Супруги Бунины навсегда покинули родину в начале 1920-го. Оставшиеся 33 года жизни писатель провёл во Франции – в основном в курортном городе Грасс. Как и почти все литераторы-эмигранты, жил писатель бедно. Даже Нобелевская премия, вручённая ему в 1933 году, изменила это положение совсем ненадолго.

Вернись, мы всё простим!

В 1936 году с Буниным в Париже встретился его бывший друг Алексей Толстой, к тому времени успевший вернуться из эмиграции в СССР и стать преуспевающим советским писателем. По свидетельству «красного графа», Бунин пребывал в подавленном настроении: «его книжки расходились в десятках экземпляров, его не читали, переводы его также не шли, ему не для кого было писать». Сам Бунин говорил, что уже тогда Толстой агитировал его вернуться в Россию. Но в 30-е годы Иван Алексеев*ич даже гипотетически не рассматривал такую возможность. В 1939 году он в числе других видных писателей-эмигрантов поставил свою подпись под протестом против вторжения СССР в Финляндию.

Для самого Бунина война началась в мае 1940 года, когда Германия оккупировала Францию. Спустя год гордый нобелиат отчаялся настолько, что отправил Толстому в Москву слёзное письмо: «Алексей Николаевич, я в таком ужасном положении, в каком ещё никогда не был, – стал совершенно нищ (не по своей вине) и погибаю с голоду вместе с больной Верой Николаевной. У вас издавали немало моих книг – помоги, пожалуйста: может быть, ваши государственные и прочие издательства, издававшие меня, заплатят мне за мои книги что-нибудь? При всей разности наших политических воззрений я всё-таки всегда был беспристрастен в оценке современных русских писателей – отнеситесь и вы ко мне в этом смысле беспристрастно, человечно».

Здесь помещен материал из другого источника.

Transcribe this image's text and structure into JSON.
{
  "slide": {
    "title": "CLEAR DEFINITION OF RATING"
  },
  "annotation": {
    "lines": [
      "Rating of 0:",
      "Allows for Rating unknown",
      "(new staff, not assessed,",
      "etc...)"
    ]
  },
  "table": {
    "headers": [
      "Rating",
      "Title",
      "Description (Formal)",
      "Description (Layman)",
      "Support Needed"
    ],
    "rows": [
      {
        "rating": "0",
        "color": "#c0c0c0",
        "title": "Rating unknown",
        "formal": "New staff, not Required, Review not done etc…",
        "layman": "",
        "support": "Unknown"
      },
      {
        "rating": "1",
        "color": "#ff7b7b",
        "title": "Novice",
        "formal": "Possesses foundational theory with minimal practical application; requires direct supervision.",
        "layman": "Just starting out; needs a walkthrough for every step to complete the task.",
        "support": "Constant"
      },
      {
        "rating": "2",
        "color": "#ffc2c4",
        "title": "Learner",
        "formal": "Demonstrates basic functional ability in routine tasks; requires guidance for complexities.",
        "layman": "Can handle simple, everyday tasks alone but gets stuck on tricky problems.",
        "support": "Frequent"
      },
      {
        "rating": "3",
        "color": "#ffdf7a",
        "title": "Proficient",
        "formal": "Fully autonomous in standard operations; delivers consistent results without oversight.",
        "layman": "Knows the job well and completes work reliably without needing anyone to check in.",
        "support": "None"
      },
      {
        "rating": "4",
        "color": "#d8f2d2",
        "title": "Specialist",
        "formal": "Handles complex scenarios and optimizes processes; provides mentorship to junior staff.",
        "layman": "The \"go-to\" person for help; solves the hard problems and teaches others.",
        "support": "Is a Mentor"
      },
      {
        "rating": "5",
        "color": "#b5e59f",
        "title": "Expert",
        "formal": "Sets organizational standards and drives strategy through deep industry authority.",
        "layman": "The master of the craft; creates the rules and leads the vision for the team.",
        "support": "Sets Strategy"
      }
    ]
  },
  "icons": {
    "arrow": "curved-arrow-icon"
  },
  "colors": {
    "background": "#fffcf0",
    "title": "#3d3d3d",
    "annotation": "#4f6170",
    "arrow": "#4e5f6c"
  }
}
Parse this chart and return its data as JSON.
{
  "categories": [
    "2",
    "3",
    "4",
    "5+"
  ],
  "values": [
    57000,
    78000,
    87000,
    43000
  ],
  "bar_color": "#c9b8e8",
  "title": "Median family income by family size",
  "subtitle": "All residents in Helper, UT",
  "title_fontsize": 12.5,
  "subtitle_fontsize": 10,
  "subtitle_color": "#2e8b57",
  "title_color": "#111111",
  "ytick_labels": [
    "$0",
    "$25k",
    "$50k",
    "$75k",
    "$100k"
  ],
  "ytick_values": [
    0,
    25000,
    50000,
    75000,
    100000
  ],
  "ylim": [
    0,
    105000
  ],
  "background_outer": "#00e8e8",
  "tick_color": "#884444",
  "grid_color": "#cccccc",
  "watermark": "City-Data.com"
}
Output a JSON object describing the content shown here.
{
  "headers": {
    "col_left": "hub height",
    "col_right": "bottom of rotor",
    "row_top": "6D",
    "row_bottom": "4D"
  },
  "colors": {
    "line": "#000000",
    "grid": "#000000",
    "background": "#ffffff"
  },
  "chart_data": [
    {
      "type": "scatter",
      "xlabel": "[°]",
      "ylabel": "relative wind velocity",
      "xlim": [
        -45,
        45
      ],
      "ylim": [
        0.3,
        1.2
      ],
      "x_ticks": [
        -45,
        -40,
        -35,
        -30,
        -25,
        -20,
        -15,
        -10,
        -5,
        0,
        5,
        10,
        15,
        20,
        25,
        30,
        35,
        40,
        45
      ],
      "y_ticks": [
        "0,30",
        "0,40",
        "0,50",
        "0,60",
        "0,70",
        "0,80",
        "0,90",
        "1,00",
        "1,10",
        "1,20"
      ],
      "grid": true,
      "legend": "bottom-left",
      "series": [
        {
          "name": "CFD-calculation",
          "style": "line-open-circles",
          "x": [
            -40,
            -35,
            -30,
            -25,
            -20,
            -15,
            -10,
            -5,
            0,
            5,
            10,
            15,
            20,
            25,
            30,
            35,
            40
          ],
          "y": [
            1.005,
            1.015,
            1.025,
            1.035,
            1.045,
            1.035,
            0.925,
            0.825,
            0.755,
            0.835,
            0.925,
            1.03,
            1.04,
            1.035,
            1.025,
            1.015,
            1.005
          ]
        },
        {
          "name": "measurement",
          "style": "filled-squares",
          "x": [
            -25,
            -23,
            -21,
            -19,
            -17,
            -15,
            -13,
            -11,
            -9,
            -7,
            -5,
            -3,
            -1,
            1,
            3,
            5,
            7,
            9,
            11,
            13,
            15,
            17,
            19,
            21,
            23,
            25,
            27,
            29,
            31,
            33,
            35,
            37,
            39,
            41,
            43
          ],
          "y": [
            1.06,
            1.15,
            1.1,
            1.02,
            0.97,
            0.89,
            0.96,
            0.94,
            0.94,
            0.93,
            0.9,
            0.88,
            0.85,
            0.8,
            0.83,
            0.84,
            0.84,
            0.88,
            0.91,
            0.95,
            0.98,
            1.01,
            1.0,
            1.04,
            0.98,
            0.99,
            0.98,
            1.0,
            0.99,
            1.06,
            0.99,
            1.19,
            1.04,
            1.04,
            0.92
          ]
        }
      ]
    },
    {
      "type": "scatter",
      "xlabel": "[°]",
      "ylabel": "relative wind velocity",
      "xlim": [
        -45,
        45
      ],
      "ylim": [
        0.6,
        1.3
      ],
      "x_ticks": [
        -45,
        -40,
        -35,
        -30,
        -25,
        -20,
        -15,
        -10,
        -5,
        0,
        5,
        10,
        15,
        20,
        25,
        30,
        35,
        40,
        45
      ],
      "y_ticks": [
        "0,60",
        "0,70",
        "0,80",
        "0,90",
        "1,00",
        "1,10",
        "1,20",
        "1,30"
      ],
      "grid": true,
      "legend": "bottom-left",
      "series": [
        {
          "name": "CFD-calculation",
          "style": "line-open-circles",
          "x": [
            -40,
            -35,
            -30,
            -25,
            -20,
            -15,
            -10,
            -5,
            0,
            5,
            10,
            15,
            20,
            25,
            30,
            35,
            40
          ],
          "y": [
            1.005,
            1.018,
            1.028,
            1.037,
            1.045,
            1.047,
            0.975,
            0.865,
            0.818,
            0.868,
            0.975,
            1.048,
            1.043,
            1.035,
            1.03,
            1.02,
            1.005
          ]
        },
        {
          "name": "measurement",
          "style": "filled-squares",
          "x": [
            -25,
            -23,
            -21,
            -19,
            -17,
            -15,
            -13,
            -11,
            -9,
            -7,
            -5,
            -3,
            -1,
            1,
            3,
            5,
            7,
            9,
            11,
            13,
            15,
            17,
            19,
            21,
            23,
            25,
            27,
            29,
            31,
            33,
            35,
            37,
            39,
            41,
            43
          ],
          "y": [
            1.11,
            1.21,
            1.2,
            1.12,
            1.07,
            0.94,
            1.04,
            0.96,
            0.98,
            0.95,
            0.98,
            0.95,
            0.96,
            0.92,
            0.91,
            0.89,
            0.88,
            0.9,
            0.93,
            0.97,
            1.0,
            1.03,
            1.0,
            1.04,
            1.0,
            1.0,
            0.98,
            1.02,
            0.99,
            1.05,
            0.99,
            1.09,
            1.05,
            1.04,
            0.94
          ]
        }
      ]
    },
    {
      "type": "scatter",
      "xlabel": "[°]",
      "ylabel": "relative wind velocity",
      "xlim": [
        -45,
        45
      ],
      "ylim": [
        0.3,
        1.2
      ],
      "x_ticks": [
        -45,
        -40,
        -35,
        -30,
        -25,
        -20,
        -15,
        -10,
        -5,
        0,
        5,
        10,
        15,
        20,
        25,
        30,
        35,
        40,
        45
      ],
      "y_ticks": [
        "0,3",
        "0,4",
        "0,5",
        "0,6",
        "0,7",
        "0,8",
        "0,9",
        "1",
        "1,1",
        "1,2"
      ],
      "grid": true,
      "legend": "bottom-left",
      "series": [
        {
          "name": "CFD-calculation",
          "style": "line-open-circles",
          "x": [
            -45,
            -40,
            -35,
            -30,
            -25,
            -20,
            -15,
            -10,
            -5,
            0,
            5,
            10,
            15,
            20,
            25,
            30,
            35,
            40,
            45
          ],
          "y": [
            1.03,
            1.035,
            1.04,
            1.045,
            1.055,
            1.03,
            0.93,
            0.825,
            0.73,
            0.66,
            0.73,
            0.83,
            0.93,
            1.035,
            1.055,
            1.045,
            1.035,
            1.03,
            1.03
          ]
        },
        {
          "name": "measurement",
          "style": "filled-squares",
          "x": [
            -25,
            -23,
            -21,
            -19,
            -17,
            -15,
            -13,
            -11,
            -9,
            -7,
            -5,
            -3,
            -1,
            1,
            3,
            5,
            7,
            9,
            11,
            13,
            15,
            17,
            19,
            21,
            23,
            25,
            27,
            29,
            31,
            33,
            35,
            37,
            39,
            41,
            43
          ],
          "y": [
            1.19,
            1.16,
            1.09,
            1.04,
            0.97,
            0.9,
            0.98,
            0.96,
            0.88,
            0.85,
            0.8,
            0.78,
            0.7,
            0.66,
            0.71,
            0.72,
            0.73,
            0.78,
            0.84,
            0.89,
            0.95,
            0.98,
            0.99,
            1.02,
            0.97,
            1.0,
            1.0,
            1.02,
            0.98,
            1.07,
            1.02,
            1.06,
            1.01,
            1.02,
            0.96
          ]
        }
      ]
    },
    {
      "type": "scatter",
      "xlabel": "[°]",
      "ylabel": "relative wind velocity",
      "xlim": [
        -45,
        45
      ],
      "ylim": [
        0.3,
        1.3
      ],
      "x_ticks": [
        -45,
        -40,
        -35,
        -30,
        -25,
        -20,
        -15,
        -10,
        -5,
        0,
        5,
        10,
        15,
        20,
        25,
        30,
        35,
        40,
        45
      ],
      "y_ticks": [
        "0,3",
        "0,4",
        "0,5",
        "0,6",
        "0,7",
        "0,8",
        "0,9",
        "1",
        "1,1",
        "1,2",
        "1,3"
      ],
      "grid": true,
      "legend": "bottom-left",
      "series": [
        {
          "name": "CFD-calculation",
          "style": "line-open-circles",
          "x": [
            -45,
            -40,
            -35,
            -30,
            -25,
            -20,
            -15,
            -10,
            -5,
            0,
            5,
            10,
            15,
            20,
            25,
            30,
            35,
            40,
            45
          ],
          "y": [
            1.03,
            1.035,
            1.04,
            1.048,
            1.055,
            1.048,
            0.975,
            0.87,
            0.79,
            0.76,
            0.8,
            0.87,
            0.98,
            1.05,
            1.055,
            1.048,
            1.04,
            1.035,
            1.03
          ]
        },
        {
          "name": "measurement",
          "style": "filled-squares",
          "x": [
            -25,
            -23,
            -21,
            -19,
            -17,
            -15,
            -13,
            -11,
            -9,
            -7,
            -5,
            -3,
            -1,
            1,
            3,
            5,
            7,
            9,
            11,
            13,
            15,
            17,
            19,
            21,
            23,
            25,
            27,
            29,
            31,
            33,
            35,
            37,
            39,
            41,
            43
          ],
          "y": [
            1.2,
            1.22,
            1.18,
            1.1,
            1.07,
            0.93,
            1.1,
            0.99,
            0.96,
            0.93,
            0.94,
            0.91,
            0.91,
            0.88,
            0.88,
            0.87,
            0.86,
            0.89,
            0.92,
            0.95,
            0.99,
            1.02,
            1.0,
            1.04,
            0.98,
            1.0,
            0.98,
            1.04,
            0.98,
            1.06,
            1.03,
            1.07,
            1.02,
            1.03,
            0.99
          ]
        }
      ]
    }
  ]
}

Тогда же Бунин написал и другому своему давнему коллеге-приятелю – Николаю Телешову. И в постскриптуме к короткому посланию неожиданно признался: «Очень хочу домой». По-видимому, именно эта фраза заронила в Москве мысль помочь писателю вернуться на родину.

17 июня 1941 года Алексей Толстой отправил письмо Сталину: «Дорогой Иосиф Виссарионович, обращаюсь к Вам с важным вопросом, волнующим многих советских писателей, – мог бы я ответить Бунину на его открытку, подав ему надежду на то, что возможно его возвращение на родину?» Сталин ничего не ответил. А через пять дней Германия напала на СССР, и вождю было уже не до Бунина.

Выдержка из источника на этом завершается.